In der Textilhölle Großbritanniens
„Cut, Make & Trim“ in Rumänien
Die BETTEN REITER Manufaktur in Leonding
Ein passendendes positives Beispiel für die Produktion eines Textilproduktes zu finden war gar nicht so einfach. Denn die Textilindustrie in Österreich ist inzwischen sehr klein und beschäftigt nur noch rund 10.000 Menschen.
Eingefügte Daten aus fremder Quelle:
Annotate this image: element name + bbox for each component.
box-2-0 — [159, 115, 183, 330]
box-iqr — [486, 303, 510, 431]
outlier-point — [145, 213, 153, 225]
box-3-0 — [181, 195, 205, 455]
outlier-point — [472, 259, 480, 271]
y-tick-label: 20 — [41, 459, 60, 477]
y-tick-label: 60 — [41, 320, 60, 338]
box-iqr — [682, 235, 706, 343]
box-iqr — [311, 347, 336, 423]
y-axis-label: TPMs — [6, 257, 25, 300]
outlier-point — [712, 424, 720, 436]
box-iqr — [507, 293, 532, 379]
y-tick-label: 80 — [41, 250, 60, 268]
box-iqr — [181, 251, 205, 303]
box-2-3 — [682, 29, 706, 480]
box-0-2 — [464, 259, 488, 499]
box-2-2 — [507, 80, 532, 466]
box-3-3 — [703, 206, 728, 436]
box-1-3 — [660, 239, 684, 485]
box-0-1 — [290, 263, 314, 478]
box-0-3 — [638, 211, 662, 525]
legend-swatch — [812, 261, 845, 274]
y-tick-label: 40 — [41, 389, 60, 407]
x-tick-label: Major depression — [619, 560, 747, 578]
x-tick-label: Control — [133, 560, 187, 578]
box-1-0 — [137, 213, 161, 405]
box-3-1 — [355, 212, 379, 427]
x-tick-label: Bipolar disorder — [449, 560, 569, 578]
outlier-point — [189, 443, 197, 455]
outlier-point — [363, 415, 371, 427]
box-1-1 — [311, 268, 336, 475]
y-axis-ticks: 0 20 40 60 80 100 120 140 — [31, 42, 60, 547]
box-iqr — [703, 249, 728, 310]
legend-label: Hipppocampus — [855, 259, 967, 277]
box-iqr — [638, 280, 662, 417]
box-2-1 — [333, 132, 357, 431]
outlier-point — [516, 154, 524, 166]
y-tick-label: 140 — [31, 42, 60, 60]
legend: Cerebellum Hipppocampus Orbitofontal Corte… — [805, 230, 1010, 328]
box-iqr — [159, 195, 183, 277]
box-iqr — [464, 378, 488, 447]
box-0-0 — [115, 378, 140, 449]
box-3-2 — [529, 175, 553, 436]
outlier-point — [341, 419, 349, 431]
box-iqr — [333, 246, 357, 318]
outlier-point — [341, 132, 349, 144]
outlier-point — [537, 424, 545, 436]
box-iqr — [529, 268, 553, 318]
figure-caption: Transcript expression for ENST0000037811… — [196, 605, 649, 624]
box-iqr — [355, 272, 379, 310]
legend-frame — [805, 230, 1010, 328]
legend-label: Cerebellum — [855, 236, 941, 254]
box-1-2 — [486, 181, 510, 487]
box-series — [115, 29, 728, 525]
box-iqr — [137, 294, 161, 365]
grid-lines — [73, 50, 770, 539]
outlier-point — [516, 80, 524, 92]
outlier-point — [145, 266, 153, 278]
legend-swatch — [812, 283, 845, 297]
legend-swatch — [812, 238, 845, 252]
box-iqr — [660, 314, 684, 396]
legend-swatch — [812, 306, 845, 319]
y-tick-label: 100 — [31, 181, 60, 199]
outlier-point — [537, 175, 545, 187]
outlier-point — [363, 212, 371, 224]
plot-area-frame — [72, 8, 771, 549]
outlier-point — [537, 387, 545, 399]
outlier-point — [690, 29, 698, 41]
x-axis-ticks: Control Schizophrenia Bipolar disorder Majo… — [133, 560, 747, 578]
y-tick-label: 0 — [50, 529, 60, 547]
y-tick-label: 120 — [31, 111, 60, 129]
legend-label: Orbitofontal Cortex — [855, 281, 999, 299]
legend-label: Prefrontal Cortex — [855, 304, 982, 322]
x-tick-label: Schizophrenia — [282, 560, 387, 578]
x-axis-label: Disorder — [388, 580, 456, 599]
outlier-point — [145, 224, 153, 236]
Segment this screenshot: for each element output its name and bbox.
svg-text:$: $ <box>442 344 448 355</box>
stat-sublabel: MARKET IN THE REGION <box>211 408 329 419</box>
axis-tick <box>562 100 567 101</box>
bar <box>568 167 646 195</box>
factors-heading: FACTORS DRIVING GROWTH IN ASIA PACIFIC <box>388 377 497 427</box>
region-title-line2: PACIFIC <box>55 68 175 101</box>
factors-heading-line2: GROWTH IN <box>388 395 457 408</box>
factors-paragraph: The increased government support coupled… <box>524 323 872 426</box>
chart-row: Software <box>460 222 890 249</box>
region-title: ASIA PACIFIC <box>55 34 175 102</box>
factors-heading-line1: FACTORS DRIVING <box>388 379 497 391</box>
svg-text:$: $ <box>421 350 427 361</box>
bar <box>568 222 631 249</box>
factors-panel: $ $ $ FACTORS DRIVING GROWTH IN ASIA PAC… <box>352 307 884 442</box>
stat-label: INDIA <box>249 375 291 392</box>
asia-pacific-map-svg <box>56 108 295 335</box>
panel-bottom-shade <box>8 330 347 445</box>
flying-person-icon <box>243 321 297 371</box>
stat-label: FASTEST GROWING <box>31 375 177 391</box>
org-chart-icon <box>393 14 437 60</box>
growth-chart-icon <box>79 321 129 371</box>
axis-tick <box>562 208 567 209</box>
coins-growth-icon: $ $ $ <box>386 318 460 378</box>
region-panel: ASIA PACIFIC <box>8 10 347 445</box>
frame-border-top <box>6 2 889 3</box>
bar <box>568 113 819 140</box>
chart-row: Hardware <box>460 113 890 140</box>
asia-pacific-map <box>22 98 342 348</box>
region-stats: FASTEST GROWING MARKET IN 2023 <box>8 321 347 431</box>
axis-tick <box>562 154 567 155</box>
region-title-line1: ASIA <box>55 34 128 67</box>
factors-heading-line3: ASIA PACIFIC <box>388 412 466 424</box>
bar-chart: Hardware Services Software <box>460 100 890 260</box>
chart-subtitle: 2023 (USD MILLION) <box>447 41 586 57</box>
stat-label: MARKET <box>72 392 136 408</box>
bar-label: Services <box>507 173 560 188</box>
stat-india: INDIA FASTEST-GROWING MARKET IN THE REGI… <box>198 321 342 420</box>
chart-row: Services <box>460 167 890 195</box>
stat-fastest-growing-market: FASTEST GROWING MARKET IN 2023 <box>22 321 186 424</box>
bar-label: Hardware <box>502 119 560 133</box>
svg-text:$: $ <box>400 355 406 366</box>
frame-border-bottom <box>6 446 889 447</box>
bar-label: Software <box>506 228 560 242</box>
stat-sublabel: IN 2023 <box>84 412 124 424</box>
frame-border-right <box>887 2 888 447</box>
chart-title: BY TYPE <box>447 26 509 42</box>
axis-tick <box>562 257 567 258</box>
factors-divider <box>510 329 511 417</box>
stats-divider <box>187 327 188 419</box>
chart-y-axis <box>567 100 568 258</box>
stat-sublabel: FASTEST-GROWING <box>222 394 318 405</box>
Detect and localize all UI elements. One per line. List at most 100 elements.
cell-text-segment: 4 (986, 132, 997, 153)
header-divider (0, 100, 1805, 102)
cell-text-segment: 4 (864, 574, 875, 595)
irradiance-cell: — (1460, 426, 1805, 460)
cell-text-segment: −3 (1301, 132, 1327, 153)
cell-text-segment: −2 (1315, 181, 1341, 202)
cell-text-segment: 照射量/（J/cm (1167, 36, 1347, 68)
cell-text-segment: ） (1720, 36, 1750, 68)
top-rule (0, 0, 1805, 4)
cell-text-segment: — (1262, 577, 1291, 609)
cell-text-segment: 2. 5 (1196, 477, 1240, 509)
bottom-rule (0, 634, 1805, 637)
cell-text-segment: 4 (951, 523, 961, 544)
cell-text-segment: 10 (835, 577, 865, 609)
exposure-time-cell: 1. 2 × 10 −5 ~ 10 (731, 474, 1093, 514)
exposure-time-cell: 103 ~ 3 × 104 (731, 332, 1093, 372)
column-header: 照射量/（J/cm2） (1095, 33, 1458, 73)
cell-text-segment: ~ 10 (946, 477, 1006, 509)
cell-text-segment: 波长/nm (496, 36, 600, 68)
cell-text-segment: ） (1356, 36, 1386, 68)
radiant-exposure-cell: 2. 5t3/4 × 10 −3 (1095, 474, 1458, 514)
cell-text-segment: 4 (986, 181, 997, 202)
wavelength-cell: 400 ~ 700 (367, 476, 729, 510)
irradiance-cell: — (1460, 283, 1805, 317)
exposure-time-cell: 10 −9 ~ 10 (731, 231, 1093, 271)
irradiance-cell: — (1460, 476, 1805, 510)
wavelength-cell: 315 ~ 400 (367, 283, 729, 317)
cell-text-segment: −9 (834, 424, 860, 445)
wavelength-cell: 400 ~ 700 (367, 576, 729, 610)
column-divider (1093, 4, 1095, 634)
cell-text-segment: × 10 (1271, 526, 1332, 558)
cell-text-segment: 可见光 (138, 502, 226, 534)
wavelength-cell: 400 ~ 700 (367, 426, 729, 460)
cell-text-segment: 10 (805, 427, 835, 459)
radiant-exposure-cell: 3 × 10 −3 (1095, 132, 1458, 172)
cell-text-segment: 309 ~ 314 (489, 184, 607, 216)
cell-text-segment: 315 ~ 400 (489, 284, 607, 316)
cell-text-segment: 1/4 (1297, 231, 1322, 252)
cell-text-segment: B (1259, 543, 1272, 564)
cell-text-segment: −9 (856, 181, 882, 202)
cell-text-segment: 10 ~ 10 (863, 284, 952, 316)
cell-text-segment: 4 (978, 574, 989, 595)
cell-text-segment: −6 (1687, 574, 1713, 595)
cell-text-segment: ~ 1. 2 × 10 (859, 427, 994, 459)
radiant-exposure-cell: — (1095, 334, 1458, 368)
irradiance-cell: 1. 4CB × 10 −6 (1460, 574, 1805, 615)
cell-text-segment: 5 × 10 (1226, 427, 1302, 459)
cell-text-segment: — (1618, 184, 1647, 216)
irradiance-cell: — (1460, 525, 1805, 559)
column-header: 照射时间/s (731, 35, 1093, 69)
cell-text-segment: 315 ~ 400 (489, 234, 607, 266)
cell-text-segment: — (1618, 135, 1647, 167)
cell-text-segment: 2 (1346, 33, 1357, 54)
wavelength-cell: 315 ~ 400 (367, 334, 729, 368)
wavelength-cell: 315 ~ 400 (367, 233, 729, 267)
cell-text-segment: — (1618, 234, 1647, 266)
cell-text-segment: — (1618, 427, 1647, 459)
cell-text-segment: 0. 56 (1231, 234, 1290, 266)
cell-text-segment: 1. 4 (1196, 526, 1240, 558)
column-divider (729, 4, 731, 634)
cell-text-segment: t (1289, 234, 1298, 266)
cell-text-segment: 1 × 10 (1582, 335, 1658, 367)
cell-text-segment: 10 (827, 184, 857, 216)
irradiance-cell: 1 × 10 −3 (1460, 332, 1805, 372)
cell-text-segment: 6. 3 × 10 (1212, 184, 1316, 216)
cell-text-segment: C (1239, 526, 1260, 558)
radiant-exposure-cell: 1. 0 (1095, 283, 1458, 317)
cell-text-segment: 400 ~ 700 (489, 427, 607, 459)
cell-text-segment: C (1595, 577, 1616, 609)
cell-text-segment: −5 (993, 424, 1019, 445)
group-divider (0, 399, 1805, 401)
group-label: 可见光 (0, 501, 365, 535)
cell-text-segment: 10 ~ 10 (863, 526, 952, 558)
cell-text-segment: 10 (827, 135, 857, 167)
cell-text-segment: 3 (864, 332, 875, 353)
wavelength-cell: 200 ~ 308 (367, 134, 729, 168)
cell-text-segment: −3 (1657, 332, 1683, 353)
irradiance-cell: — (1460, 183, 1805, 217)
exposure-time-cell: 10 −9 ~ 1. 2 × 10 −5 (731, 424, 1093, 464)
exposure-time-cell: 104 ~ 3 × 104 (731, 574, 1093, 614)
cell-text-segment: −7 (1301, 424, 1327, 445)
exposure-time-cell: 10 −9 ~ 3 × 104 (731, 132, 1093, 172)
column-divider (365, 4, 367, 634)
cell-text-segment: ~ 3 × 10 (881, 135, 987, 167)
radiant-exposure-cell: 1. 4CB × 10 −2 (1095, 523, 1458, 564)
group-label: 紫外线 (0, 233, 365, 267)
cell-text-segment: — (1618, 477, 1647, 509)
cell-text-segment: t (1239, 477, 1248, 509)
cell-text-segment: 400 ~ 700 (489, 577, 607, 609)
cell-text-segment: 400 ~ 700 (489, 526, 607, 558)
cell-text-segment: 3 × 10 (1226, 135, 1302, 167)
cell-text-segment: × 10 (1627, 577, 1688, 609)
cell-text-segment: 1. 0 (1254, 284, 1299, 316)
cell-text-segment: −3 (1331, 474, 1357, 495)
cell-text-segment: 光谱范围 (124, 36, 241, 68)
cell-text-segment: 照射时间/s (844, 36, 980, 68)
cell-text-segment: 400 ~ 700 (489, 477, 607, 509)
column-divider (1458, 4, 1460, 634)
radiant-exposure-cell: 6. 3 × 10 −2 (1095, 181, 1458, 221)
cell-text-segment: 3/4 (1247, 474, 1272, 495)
Noch schwieriger wird es, wenn man so wie wir auch noch eine zu hundert 100 Prozent transparente und vorbildliche Lieferkette beschreiben will.
Aber bei der Baumwolldecke „Malaika“ von Betten Reiter sind wir fündig geworden. Denn die Decke wird zur Gänze in der hauseigenen Manufaktur von Betten Reiter im oberösterreichischen Leonding gefertigt. Und der Stoff, die Füllung und selbst die Fäden der Decke stammen ausschließlich aus Fairtrade zertifizierter Baumwolle. Nun sehen wir uns also an, wie aus den Baumwollsamen unsere Bettdecke entsteht.
In der Bettenreiter Manufaktur arbeiten 15 Näherinnen. Anders als die Textilarbeiter*innen in Großbritannien, Rumänien, der Türkei, China, Bangladesch oder Myanmar sind sie jedoch ordentlich angestellt und sozial abgesichert.
Jede einzelne von ihnen ist dauerhaft und langjährig im Unternehmen tätig und ihre Arbeitsverhältnisse unterliegen einem Kollektivvertrag, der alle ihre Rechte sicherstellt.
Ihre wöchentliche Arbeitszeit beträgt 38,5 Stunden, sie erhalten zusätzliche Sozialleistungen und werden mit einem höheren Gehalt entlohnt, als es der österreichisch Kollektivertrag für die Textilindustrie vorsieht.
Die Firma Bettenreiter zeigt, dass auch in der so dreckigen, von Missständen geprägten Textilindustrie, sauber, nachhaltig, transparent und sozial produziert werden kann. Deswegen spricht sich das heimische Unternehmen auch für ein Lieferkettengesetz aus, damit auch internationale Konzerne endlich auf verträgliche Art produzieren müssen.